33. Does not my soul most truly confess to thee that I do measure intervals of time? But what is it that I thus measure, O my God, and how is it that I do not know what I measure? I measure the motion of a body by time, but the time itself I do not measure. But, truly, could I measure the motion of a body–how long it takes, how long it is in motion from this place to that–unless I could measure the time in which it is moving?

How, then, do I measure this time itself? Do we measure a longer time by a shorter time, as we measure the length of a crossbeam in terms of cubits?[444] Thus, we can say that the length of a long syllable is measured by the length of a short syllable and thus say that the long syllable is double. So also we measure the length of poems by the length of the lines, and the length of the line by the length of the feet, and the length of the feet by the length of the syllable, and the length of the long syllables by the length of the short ones.
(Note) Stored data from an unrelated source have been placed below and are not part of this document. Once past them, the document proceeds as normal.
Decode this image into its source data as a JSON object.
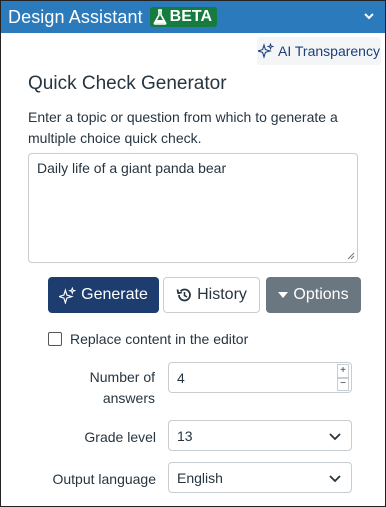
{
  "header": {
    "title": "Design Assistant",
    "badge": "BETA"
  },
  "ai_transparency": {
    "label": "AI Transparency"
  },
  "main": {
    "heading": "Quick Check Generator",
    "description": "Enter a topic or question from which to generate a multiple choice quick check.",
    "topic_value": "Daily life of a giant panda bear"
  },
  "buttons": {
    "generate": "Generate",
    "history": "History",
    "options": "Options"
  },
  "replace_checkbox": {
    "label": "Replace content in the editor",
    "checked": false
  },
  "settings": {
    "answers_label_line1": "Number of",
    "answers_label_line2": "answers",
    "answers_value": "4",
    "grade_label": "Grade level",
    "grade_value": "13",
    "language_label": "Output language",
    "language_value": "English"
  },
  "colors": {
    "header_bg": "#2b7abc",
    "badge_bg": "#167b3e",
    "generate_bg": "#1c3d6e",
    "options_bg": "#6b7780"
  }
}
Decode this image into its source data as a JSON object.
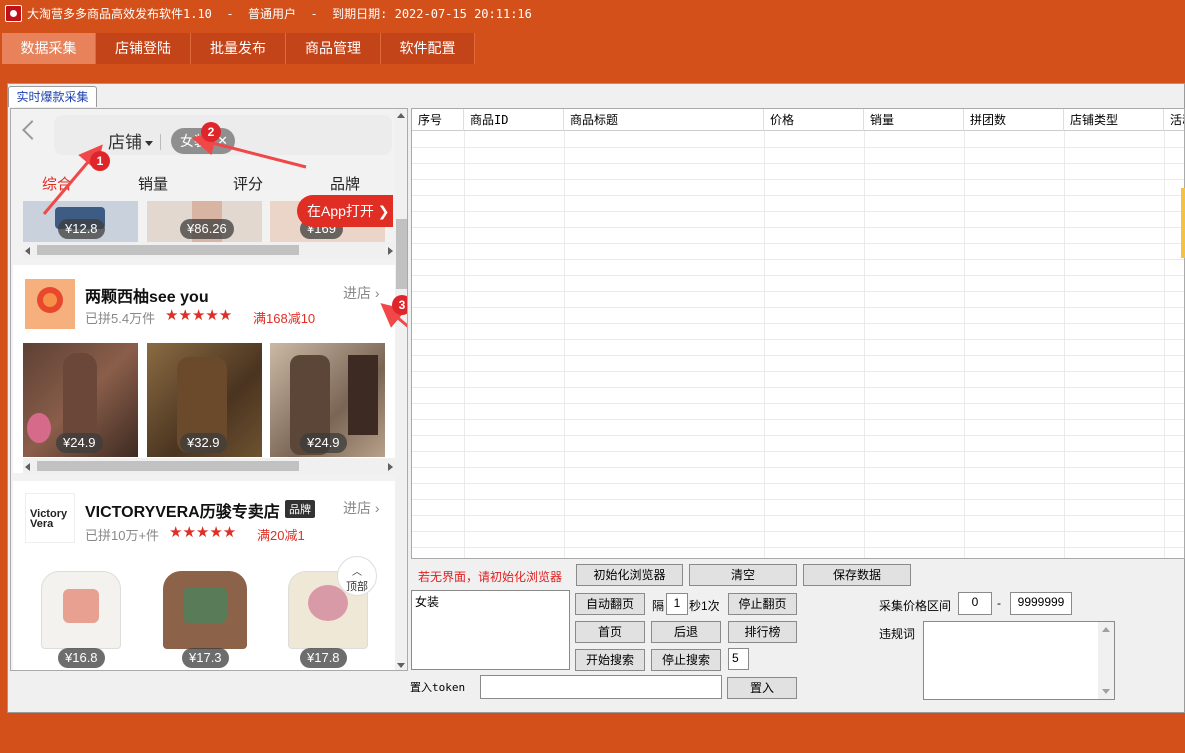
{
  "titlebar": {
    "text": "大淘营多多商品高效发布软件1.10  -  普通用户  -  到期日期: 2022-07-15 20:11:16"
  },
  "menu": [
    "数据采集",
    "店铺登陆",
    "批量发布",
    "商品管理",
    "软件配置"
  ],
  "tab_label": "实时爆款采集",
  "browser": {
    "search_scope": "店铺",
    "search_tag": "女装",
    "sort_tabs": [
      "综合",
      "销量",
      "评分",
      "品牌"
    ],
    "open_in_app": "在App打开",
    "top_prices": [
      "¥12.8",
      "¥86.26",
      "¥169"
    ],
    "shop1": {
      "name": "两颗西柚see you",
      "sold": "已拼5.4万件",
      "stars": "★★★★★",
      "promo": "满168减10",
      "enter": "进店",
      "prices": [
        "¥24.9",
        "¥32.9",
        "¥24.9"
      ]
    },
    "shop2": {
      "name": "VICTORYVERA历骏专卖店",
      "brand_badge": "品牌",
      "sold": "已拼10万+件",
      "stars": "★★★★★",
      "promo": "满20减1",
      "enter": "进店",
      "prices": [
        "¥16.8",
        "¥17.3",
        "¥17.8"
      ]
    },
    "top_button": "顶部",
    "annotations": [
      "1",
      "2",
      "3"
    ]
  },
  "grid": {
    "columns": [
      "序号",
      "商品ID",
      "商品标题",
      "价格",
      "销量",
      "拼团数",
      "店铺类型",
      "活动"
    ]
  },
  "controls": {
    "warning": "若无界面，请初始化浏览器",
    "init_browser": "初始化浏览器",
    "clear": "清空",
    "save_data": "保存数据",
    "keyword_text": "女装",
    "auto_page": "自动翻页",
    "interval_prefix": "隔",
    "interval_value": "1",
    "interval_suffix": "秒1次",
    "stop_page": "停止翻页",
    "first_page": "首页",
    "back": "后退",
    "ranking": "排行榜",
    "start_search": "开始搜索",
    "stop_search": "停止搜索",
    "search_count": "5",
    "token_label": "置入token",
    "token_value": "",
    "set_button": "置入",
    "price_range_label": "采集价格区间",
    "price_min": "0",
    "price_dash": "-",
    "price_max": "9999999",
    "forbidden_label": "违规词",
    "forbidden_value": ""
  },
  "colors": {
    "brand": "#d4501a",
    "menu": "#c4441a",
    "menu_active": "#e7825a",
    "accent_red": "#e02e24",
    "warning": "#e02020"
  }
}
We do not measure by pages–for in that way we would measure space rather than time–but when we speak the words as they pass by we say: “It is a long stanza, because it is made up of so many verses; they are long verses because they consist of so many feet; they are long feet because they extend over so many syllables; this is a long syllable because it is twice the length of a short one.”

But no certain measure of time is obtained this way; since it is possible that if a shorter verse is pronounced slowly, it may take up more time than a longer one if it is pronounced hurriedly. The same would hold for a stanza, or a foot, or a syllable. From this it appears to me that time is nothing other than extendedness;[445] but extendedness of what I do not know. This is a marvel to me. The extendedness may be of the mind itself. For what is it I measure, I ask thee, O my God, when I say either, roughly, “This time is longer than that,” or, more precisely, “This is twice as long as that.” I know that I am measuring time. But I am not measuring the future, for it is not yet; and I am not measuring the present because it is extended by no length; and I am not measuring the past because it no longer is. What is it, therefore, that I am measuring? Is it time in its passage, but not time past [praetereuntia tempora, non praeterita]? This is what I have been saying.